Iran and China have found a way for China to continue buying Iranian crude and pay for it without risking a U.S. sanction breach, an Iranian official said, as quoted by Fars News.
“A Chinese bank will start its banking exchanges with the Iranian side on December 2,” the head of the Iran-China Chamber of Commerce, Asadollah Asgaroladi said, adding “The Chinese side is due to introduce its second bank for exchanges with the Iranian side in a month.” Sales of crude will begin next week, Asgaroladi also said.
China had a special bank dedicated to handling payments for Iranian oil during the international sanctions against Tehran earlier this decade, so finding ways around sanctions is hardly new.
The country is Iran’s biggest crude oil buyer and has repeatedly stated it will not suspend imports regardless of sanctions. However, state refiners were reported to have stopped buying Iranian crude ahead of the U.S. sanctions, likely in a bid to score a waiver with Washington because they have exposure to the U.S. financial system and if found to violate the sanctions they would have suffered negative consequences.
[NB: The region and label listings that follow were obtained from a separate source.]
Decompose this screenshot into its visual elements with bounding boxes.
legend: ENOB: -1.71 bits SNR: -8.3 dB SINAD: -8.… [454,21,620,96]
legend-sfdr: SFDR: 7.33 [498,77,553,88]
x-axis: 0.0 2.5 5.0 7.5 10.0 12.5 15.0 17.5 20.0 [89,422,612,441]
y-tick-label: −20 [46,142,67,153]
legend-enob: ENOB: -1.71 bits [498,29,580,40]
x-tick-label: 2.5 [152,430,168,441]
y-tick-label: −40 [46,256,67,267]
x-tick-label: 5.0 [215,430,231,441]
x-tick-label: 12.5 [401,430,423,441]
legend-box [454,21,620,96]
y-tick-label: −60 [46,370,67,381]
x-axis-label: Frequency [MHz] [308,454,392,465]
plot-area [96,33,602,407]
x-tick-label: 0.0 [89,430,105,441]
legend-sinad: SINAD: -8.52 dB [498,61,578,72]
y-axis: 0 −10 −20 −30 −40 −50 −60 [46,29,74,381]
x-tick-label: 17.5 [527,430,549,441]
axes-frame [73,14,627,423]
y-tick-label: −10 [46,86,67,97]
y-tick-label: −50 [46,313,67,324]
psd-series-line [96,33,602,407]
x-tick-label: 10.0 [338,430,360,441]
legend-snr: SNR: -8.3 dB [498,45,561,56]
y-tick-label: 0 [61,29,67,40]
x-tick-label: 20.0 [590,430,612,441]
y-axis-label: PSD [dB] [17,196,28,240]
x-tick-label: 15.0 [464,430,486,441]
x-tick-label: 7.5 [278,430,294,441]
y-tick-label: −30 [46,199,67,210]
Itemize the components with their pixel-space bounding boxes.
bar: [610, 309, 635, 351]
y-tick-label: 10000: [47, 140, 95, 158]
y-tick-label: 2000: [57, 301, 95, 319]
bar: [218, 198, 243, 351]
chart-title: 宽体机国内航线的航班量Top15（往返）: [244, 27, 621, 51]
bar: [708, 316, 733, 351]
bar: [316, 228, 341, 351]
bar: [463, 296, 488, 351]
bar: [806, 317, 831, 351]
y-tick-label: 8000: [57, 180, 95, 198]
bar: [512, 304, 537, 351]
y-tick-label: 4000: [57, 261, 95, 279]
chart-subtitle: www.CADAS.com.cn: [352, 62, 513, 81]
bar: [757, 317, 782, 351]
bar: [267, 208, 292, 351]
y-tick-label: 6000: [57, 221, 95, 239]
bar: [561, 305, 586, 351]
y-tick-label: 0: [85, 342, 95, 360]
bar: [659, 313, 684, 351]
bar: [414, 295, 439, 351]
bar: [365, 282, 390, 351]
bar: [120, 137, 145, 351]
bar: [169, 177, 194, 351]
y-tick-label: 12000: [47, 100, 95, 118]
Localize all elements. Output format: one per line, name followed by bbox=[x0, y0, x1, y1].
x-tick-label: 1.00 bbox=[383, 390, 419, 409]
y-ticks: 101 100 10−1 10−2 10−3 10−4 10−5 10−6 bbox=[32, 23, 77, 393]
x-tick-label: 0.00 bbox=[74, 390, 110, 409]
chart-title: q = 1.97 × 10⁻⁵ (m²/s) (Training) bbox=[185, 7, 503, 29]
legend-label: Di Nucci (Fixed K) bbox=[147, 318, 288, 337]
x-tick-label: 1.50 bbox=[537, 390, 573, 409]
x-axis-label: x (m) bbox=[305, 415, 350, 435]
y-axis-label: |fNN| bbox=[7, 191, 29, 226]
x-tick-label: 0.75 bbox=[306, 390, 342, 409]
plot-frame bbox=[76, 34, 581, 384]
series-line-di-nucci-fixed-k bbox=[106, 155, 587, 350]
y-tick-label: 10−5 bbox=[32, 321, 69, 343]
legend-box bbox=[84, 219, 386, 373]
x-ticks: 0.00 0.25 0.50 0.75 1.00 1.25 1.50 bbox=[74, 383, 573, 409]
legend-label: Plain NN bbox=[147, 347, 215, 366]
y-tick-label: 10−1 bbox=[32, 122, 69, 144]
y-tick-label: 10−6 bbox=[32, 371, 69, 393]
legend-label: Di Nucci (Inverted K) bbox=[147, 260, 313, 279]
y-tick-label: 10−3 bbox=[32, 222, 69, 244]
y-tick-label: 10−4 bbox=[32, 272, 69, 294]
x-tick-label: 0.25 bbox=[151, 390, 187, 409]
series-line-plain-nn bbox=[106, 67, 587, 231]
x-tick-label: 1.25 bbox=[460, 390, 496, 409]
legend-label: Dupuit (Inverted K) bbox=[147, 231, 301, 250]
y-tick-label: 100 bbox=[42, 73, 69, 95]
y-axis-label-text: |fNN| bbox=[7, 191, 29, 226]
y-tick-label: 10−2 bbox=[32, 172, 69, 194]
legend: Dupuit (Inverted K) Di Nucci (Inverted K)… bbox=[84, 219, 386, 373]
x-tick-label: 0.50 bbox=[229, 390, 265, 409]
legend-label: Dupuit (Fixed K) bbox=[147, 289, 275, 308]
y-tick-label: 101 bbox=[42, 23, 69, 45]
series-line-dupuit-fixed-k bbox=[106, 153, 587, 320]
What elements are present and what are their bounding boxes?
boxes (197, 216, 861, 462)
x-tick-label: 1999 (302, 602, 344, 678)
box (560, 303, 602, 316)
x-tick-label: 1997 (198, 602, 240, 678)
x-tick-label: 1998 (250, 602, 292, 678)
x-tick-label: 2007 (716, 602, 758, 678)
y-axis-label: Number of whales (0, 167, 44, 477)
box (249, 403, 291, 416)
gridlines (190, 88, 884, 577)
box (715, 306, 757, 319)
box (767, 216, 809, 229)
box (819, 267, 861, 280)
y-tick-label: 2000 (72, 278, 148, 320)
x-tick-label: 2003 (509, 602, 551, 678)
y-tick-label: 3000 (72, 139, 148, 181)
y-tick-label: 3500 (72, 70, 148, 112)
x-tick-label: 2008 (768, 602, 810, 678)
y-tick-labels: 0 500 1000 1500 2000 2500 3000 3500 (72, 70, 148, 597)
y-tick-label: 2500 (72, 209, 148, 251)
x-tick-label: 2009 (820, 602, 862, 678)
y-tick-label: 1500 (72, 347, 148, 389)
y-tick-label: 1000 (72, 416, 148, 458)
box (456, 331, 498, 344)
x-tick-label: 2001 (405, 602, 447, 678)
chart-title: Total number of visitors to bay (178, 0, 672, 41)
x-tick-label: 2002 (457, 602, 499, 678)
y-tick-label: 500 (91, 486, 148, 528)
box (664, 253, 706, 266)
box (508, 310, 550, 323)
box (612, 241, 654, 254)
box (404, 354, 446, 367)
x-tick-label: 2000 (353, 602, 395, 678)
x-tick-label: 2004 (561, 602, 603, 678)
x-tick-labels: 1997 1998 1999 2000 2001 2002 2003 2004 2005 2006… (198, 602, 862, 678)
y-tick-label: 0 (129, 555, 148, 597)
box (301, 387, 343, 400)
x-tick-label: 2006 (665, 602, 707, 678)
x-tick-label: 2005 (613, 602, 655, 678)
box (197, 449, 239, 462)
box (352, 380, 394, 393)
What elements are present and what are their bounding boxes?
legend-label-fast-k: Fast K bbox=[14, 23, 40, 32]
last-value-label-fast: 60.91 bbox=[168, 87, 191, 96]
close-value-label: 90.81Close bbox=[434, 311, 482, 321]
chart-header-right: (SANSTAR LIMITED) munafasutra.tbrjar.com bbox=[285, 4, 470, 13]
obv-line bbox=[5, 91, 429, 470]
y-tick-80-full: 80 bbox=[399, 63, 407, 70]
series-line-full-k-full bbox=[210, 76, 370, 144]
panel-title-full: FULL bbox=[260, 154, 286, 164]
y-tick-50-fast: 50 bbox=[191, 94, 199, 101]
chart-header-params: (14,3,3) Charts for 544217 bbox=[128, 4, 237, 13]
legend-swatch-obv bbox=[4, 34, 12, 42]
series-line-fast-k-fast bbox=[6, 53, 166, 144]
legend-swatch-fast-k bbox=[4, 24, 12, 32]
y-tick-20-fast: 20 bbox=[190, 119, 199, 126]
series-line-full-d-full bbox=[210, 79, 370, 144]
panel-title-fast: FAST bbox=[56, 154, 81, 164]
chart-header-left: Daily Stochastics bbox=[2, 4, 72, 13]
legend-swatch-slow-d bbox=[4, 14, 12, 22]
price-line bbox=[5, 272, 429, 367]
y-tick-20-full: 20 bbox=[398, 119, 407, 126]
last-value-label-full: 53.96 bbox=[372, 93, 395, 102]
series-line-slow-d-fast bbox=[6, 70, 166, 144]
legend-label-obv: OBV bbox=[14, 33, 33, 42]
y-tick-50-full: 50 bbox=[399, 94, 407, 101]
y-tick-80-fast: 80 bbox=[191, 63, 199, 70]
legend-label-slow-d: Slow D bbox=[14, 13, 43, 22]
Indeed, China was one of the eight major Iranian oil importers that were granted six-month sanction waivers, with Washington allowing it to continue buying Iranian crude at a rate of 360,000 bpd. That’s a lot less than Chinese refiners imported before, but state companies also have rights to production from fields in Iran where Chinese companies have stakes, so they will probably be getting more than that.
China’s oil imports from Iran increased by 4.1 percent annually to average 631,556 bpd between January and September, and Tehran was the fifth-largest oil supplier to the world’s top oil importer, official Chinese data shows.
After somewhat reduced import volumes in September, China’s oil intake in October and November is seen rebounding, according to trade flow data from S&P Global Platts.
Last month, Iran also sent around 22 million barrels of crude to one of China’s biggest ports, Dalian, according to a Reuters report citing tanker-tracking data. Dalian is a major oil hub in China and Iran has used storage facilities at the port to keep crude during the previous international round of sanctions against Tehran. The usual rate of Iranian crude oil cargoes going into China has been between 1 million and 3 million barrels monthly.